Culture Report: Rudbeckia ‘Rising Sun Chestnut Gold’
The genus of Rudbeckia hirta has long been a staple crop in North America. One of the most easily recognized plants by the general consumer, rudbeckia has long exhibited excellent sell through. Traditionally, the finished containers of rudbeckia hitting the shelves signifies the end of summer and the beginning of the fall market sales window. This is also when consumer traffic is low and more dependent on the weather.
Rudbeckia ‘Rising Sun Chestnut Gold’ is a true Rudbeckia hirta that produces an abundance of massive, bicolored blossoms all season long. However, it is not a traditional rudbeckia! Rising Sun is not an obligate long day plant like all other hirta, it is a class first as it requires no specific day length for flower induction. Rising Sun is the first ever day length neutral Rudbeckia hirta. This revolutionary attribute allows for spring finishing just as easily as summer or fall without the need for supplemental lighting. Due to the thickness of the flower petal, Chestnut Gold’s blooms will last beautifully for five to six weeks per flower. This equates to excellent hold time should the crop finish before the season opens. USDA hardy to Zone 7, it will overwinter easily in the Southern regions of North America.
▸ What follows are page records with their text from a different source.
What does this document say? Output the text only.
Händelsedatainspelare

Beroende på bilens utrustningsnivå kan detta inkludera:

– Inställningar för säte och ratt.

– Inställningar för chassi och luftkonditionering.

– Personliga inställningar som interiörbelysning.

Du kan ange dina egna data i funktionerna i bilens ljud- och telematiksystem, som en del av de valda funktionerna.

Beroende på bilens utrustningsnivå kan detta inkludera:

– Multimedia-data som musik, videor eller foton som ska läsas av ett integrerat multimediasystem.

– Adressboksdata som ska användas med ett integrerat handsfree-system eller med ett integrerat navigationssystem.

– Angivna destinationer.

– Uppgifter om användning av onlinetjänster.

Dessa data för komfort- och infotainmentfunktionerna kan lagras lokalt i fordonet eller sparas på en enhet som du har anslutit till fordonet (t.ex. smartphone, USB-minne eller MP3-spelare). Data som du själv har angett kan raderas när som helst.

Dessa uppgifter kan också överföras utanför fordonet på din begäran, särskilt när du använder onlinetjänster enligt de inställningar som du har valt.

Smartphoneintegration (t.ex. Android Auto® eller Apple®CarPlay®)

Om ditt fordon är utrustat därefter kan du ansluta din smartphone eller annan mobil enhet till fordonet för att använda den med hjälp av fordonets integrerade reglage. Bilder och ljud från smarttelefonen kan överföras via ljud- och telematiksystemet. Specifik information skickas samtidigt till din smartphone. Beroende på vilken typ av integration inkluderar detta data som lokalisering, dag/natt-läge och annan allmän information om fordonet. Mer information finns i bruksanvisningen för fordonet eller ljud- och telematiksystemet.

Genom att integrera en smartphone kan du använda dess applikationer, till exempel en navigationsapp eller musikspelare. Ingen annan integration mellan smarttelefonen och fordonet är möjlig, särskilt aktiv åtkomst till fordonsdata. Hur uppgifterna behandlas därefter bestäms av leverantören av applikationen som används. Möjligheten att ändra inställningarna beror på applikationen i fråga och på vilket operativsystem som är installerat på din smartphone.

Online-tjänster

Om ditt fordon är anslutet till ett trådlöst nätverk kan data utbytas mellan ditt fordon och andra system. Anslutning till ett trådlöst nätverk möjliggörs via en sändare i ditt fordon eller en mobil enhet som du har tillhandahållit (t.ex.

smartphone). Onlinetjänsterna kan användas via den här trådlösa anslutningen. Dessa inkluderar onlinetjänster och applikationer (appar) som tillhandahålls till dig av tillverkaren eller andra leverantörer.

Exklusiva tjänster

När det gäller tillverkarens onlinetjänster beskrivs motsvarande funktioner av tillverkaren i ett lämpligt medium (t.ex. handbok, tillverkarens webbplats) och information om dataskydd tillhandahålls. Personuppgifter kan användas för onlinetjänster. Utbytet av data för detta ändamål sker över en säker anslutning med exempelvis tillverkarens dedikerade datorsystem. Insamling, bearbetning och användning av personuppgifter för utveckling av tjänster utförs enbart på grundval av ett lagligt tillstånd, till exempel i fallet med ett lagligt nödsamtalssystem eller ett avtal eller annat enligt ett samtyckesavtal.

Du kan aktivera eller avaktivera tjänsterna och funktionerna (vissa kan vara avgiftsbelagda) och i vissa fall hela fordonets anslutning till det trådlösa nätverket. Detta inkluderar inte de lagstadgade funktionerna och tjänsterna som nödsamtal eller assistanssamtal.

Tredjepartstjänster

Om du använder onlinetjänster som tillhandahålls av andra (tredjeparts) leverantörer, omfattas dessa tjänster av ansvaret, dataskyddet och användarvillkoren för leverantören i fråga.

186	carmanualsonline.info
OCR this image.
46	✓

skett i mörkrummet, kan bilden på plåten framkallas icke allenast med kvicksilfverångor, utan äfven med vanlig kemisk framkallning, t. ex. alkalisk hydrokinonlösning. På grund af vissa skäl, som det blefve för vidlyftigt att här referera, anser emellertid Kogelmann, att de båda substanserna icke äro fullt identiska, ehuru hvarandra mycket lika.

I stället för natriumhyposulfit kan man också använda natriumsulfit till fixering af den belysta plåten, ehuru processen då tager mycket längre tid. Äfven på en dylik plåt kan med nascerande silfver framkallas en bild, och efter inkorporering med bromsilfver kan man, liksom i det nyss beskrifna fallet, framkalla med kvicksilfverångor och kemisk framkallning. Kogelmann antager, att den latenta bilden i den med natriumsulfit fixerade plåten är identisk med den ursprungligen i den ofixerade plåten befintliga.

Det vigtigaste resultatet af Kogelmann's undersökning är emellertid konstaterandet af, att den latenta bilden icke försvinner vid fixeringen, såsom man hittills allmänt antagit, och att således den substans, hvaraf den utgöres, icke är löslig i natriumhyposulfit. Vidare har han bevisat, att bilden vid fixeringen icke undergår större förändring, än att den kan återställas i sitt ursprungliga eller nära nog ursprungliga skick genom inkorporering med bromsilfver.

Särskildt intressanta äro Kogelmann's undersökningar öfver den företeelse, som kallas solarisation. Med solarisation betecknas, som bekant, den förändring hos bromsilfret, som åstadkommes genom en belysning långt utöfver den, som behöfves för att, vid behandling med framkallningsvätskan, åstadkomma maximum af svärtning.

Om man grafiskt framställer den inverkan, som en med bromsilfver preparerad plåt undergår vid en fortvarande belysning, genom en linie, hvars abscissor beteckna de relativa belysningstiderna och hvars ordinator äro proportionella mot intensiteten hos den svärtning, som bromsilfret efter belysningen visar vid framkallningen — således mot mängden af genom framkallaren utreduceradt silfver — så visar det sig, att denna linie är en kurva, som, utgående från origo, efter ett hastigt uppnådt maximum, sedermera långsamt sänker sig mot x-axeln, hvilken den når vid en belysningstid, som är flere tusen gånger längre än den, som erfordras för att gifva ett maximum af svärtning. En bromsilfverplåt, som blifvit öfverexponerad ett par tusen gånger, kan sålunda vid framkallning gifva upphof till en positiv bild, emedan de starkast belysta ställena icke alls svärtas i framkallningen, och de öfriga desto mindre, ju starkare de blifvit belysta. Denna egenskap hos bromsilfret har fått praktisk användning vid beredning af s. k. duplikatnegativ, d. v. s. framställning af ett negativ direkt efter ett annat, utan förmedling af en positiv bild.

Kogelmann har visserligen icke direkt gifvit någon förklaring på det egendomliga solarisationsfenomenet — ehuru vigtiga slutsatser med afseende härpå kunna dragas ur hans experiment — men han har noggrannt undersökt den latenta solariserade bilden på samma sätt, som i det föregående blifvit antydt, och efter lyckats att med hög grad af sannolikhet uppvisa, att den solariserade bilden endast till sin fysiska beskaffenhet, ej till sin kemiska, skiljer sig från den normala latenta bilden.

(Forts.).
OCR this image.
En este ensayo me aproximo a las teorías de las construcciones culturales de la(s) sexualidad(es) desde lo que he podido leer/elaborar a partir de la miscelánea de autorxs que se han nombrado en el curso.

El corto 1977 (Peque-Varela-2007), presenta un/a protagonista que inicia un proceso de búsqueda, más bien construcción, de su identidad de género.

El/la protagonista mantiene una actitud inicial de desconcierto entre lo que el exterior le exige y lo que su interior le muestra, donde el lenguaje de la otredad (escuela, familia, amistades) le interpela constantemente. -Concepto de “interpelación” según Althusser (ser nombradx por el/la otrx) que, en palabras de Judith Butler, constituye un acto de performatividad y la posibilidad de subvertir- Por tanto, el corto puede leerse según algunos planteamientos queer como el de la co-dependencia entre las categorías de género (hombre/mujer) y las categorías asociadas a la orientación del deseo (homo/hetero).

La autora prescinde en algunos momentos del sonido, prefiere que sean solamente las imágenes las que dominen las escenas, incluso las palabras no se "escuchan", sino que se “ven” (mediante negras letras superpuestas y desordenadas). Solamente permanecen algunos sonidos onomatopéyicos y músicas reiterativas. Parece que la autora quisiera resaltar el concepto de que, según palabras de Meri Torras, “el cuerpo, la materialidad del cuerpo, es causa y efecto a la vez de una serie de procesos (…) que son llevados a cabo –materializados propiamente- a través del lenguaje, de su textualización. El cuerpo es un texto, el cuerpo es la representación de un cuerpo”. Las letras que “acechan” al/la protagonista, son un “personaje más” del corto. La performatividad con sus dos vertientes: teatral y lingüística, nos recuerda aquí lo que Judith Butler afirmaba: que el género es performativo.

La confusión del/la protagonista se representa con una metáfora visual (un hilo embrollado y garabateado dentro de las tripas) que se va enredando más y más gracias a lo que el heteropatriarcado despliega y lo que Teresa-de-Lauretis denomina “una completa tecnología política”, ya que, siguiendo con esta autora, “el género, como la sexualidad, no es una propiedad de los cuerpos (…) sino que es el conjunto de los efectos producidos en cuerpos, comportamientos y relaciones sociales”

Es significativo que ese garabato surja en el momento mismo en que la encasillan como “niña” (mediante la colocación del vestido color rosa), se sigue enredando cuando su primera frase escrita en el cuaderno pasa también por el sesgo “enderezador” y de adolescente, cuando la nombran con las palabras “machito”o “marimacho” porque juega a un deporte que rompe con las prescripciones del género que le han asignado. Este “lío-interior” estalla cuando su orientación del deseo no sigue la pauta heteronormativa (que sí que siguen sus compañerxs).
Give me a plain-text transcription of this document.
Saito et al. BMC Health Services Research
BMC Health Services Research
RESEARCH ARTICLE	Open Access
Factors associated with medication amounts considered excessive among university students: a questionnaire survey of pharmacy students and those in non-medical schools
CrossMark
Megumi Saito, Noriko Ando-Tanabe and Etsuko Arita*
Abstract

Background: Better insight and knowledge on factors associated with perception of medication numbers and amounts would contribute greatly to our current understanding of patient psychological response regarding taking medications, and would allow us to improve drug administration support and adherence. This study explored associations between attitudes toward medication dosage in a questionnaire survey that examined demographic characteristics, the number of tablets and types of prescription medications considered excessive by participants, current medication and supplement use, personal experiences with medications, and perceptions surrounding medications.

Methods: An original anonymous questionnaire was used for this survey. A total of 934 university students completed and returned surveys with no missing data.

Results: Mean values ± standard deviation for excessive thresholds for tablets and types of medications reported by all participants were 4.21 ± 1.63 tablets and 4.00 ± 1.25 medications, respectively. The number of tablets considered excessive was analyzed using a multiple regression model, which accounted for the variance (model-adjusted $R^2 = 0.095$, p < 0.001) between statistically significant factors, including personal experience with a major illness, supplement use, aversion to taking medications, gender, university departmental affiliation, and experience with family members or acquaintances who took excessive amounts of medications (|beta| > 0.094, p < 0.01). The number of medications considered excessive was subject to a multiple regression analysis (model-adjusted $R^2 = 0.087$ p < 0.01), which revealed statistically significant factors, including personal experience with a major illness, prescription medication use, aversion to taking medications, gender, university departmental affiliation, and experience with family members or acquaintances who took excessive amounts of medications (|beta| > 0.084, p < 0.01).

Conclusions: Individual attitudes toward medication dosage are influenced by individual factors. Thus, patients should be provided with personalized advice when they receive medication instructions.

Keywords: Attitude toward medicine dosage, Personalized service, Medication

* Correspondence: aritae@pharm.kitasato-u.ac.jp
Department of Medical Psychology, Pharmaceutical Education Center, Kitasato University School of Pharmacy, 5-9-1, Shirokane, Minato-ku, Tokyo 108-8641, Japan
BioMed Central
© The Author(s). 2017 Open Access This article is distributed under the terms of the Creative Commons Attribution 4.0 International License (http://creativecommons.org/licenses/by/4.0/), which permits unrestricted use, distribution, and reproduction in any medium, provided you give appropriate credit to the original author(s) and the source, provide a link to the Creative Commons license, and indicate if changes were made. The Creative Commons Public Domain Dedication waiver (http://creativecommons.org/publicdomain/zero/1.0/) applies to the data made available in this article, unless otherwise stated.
Rudbeckia ‘Rising Sun Chestnut Gold’ is produced by our partners at Vivero Internacional as a vegetative unrooted cutting. This unique attribute for a hirta reduces total crop time compared to seed by four to six weeks. Chestnut Gold’s daylength neutrality means that it does not require premium lit space in order to initiate bud set. It is also dramatically less expensive than the varieties produced by tissue culture. This allows Chestnut Gold to look like a premium product but maintain generic price point detail.
Propagation. The rooting and finishing of Rising Sun is quite simple and amazingly quick. The cuttings should be on the priority list for sticking as soon as possible upon receipt due to the amount of trichomes (hairs) on the leaf and stem. They prefer to not be held in the cooler for more than one day after arrival. Because Rising Sun is day length neutral you will often see budding during propagation. This initiation will not impede the rooting process, and we recommend saving the pinch until time of transplant into the finished container in order to be efficient on labor.
Incoming URCs are larger and will be best suited for 72-cell trays. Rising Sun will rehydrate quickly. Maintain root zone temp of 68 to 72° F for the first eight to 10 days or until root emergence is prevalent. Foliar K-IBA with rates of 200 to 250 ppm will hasten the propagation process. Anticipate five weeks propagation time that includes the hardening phase. Rising Sun has shown phytotoxicity to Florel applications above 175 ppm. A fungicide day of or day after stick is recommended. We have seen excellent results with Pageant at a rate of 8oz/100g.
Temperature. Recommended temperature is 68 to 72°F days and 60 to 65°F nights. Cooler nights once established enhance finished quality. ‘Rising Sun Chestnut Gold’ is hardy to Zone 7. These rudbeckia will continuously flower
all spring and summer in containers and landscape the first year of production from stock.
Media and pH. Use a well-drained soil mix with a pH range of 5.8 to 6.2. Water well, and allow soil to dry between irrigation. Avoid over watering especially during cool, cloudy weather.
Fertilizer. Application of 150- to 175-ppm nitrogen is recommended. Applying an occasional clear-water irrigation is recommended for maximum growth and root quality.
Pinching. Pinching is recommended at time of transplant. This rudbeckia will initiate and flower through the finishing time allotted, but unlike most vegetative annuals, this flowering will not delay the vegetative bulking of the plant.
Growth regulators. B-Nine is beneficial for uniformity in the crop. Trials are recommended, but rates of 2,500 ppm have proven adequate on 12- to 14-day intervals. Avoid paclobutrazol as this will severely decrease flower size and will often cause flowering below the foliage.
Disease and insect pests. Mites, thrips and aphids, Pythium and Phytophthora.